While it is possible to inspect the return value of recursive calls as several people have commented, there's a price associated with that. Here's a better alternative:

    static string WalkDirectoryTree(DirectoryInfo root, string fileName)
    {
        var to_process = new Stack<DirectoryInfo>();
        to_process.Push(root);

        while (to_process.TryPop(out var dir))
        {
            foreach (FileInfo file in dir.GetFiles(filename))
            {
                if(file.Name == fileName)
                {
                    Console.WriteLine("Success!");
                    return file.FullName;
                }
            }

            foreach (DirectoryInfo subdir in dir.GetDirectories())
            {
                to_process.Push(subdir);
            }
        }
        return null; // no matches
    }

This will do a depth-first search just like the recursive version, but it won't use multiple frames on the call stack, so the first match can return immediately to the original caller, while the recursive version returned to itself one directory level up. Do note that the search will go in the reverse order that subdirectories are returned from GetDirectories() due to using a LIFO stack... if important this can be changed by reversing the GetDirectories() results before looping and pushing.

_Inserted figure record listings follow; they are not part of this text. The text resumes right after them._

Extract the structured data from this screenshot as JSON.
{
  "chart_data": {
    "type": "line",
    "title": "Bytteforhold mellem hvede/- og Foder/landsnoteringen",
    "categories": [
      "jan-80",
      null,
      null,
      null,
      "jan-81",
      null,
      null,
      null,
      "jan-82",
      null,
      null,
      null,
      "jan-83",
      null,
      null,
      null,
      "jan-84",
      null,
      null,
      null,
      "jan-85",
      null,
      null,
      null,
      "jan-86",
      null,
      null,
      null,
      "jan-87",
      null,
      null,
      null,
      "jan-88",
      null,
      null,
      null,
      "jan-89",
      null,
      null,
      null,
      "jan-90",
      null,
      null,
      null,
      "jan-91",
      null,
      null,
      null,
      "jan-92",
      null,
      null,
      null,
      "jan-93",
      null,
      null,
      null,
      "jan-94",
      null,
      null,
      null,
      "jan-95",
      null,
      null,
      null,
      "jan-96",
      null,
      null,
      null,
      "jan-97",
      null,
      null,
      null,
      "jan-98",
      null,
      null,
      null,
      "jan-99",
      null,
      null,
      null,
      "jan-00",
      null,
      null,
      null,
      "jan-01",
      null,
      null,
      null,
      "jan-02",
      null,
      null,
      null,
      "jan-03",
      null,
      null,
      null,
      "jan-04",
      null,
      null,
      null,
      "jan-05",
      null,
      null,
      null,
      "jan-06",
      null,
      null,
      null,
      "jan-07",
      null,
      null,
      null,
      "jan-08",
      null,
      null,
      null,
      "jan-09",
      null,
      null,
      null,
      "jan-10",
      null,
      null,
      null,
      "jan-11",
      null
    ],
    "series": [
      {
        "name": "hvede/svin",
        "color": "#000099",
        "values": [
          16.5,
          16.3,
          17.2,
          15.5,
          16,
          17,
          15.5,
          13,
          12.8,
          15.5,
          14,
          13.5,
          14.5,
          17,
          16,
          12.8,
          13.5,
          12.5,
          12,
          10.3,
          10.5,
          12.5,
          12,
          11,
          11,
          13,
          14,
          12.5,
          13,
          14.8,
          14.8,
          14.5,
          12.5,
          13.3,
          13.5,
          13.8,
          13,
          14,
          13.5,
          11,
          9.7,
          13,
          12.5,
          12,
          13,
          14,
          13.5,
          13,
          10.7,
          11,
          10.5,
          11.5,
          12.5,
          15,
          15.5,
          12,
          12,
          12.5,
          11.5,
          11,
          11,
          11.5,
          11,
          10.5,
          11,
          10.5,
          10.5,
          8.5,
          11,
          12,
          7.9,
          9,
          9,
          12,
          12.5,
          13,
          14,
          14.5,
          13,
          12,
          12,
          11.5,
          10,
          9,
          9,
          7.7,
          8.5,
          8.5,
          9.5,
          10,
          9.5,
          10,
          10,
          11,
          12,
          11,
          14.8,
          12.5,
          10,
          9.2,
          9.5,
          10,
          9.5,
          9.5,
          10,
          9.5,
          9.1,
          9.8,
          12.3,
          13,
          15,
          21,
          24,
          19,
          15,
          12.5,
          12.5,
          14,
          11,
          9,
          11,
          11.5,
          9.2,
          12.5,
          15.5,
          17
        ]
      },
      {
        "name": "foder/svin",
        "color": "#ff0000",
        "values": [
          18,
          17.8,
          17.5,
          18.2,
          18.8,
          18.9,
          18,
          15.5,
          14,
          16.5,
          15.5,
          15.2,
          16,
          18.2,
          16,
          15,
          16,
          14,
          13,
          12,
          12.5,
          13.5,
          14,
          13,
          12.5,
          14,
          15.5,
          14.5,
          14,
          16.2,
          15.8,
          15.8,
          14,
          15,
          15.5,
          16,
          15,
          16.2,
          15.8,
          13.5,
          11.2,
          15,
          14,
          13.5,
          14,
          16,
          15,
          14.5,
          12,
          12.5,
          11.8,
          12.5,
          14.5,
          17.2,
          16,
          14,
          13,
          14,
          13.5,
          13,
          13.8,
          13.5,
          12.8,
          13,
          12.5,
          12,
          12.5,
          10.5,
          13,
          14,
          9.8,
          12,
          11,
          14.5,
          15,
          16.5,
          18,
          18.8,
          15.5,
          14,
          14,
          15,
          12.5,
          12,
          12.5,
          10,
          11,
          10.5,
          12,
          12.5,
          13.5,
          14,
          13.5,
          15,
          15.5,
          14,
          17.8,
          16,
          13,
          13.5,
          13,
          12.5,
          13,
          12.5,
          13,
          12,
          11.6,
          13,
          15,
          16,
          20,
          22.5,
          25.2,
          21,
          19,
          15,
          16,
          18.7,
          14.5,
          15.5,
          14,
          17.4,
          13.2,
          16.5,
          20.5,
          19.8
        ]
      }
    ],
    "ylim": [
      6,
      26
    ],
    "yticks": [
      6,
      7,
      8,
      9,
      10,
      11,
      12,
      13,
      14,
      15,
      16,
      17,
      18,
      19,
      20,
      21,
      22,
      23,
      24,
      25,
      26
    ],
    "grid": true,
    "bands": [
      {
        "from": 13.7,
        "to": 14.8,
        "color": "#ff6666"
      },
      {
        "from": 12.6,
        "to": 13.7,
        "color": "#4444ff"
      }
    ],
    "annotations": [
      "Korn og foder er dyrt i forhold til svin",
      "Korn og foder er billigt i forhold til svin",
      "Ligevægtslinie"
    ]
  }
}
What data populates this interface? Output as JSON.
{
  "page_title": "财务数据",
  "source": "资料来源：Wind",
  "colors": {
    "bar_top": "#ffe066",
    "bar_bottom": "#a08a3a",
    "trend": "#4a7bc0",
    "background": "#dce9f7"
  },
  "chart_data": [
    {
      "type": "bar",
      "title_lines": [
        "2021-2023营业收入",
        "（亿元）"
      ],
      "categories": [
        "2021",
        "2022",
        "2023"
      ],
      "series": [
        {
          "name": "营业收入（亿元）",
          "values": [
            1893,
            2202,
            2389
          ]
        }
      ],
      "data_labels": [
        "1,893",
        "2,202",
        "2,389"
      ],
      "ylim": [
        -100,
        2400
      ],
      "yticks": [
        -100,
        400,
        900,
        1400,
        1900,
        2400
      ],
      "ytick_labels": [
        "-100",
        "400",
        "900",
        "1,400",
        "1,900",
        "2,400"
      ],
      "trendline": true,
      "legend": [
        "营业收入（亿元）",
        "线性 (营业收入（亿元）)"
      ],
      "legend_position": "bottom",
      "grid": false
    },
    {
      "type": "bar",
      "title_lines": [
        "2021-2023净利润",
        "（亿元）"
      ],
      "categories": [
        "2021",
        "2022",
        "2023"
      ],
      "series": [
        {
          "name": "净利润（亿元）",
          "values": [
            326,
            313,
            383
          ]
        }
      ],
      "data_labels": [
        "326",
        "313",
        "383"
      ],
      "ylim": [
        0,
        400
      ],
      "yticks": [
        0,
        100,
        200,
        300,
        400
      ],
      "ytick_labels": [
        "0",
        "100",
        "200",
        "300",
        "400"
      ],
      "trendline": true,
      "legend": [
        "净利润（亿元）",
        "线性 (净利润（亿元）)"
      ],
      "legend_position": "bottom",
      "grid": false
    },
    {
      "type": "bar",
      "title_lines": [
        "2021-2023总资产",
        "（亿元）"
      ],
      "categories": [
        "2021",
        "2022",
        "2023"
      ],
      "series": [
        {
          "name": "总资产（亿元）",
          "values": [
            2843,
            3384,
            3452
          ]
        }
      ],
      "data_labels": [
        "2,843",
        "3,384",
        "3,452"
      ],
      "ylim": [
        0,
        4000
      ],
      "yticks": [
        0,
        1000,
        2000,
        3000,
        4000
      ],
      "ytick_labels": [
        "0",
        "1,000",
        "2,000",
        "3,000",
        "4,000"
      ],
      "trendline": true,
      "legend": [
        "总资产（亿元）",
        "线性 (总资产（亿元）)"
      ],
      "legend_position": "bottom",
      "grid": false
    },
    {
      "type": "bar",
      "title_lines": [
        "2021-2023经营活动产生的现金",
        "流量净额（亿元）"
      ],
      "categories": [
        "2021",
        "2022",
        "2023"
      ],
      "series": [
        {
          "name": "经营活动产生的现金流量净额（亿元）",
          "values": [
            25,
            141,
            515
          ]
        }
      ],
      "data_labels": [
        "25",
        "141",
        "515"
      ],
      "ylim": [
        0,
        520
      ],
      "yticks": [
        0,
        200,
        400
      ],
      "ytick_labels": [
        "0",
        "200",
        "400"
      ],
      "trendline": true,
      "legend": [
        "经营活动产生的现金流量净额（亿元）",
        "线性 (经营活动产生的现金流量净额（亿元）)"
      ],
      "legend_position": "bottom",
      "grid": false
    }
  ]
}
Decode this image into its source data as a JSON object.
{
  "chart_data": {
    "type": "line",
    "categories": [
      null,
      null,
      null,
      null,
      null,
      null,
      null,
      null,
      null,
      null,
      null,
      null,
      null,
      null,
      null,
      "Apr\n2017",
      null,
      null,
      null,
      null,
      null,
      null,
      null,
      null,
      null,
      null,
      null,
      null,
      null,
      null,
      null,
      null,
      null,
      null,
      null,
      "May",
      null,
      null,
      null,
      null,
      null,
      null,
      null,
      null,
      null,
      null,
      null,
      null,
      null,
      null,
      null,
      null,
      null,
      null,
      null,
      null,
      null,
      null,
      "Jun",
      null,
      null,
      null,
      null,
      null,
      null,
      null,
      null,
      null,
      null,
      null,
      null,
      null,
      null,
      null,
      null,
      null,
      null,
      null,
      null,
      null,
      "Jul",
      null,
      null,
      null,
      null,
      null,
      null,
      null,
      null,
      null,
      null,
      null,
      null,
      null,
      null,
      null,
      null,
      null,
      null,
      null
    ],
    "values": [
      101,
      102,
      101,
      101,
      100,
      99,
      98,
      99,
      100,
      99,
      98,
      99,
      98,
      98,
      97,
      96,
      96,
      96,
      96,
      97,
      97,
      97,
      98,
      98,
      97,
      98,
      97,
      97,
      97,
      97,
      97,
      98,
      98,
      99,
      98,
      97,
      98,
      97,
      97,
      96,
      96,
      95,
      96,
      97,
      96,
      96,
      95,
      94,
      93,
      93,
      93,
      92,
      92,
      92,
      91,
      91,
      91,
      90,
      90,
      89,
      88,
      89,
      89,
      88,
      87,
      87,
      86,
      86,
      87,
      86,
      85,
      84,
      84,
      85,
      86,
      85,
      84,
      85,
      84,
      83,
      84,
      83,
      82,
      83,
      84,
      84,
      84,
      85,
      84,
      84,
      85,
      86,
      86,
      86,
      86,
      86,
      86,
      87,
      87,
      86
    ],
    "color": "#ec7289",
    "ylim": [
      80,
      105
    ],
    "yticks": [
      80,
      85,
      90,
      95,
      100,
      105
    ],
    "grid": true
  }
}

I've also changed the filespec passed to dir.GetFiles from *.* to filename , since you aren't interested in all files in the directory. I didn't take out the case-sensitive string equality test, but you probably don't want that either.


Still, it's a good idea to learn to write and debug recursive code. When stepping through in the debugger, make sure to have your "Call Stack" debugger window open, and when you hit a return statement watch that Call Stack window carefully .


Finally, this recursive search is built into the framework. Simply

return root.EnumerateFiles(fileName, SearchOption.AllDirectories).FirstOrDefault();

is sufficient to perform a recursive search that stops at the first match (unlike passing the same SearchOption.AllDirectories to GetFiles() which will wastefully find every match in the whole directory tree)

Really, the only reason for writing this yourself, apart from the experience gained, is to avoid the pitfall mentioned in the documentation:

If you choose AllDirectories in your search and the directory structure contains a link that creates a loop, the search operation enters an infinite loop.

When writing the tree walk yourself, it's possible to do something about this problem (although the improved code presented above still ignores this situation)

The problem is in your call to WalktDirecotryTree . You don't check it's return value, so you need to bail if that returns what you wanted.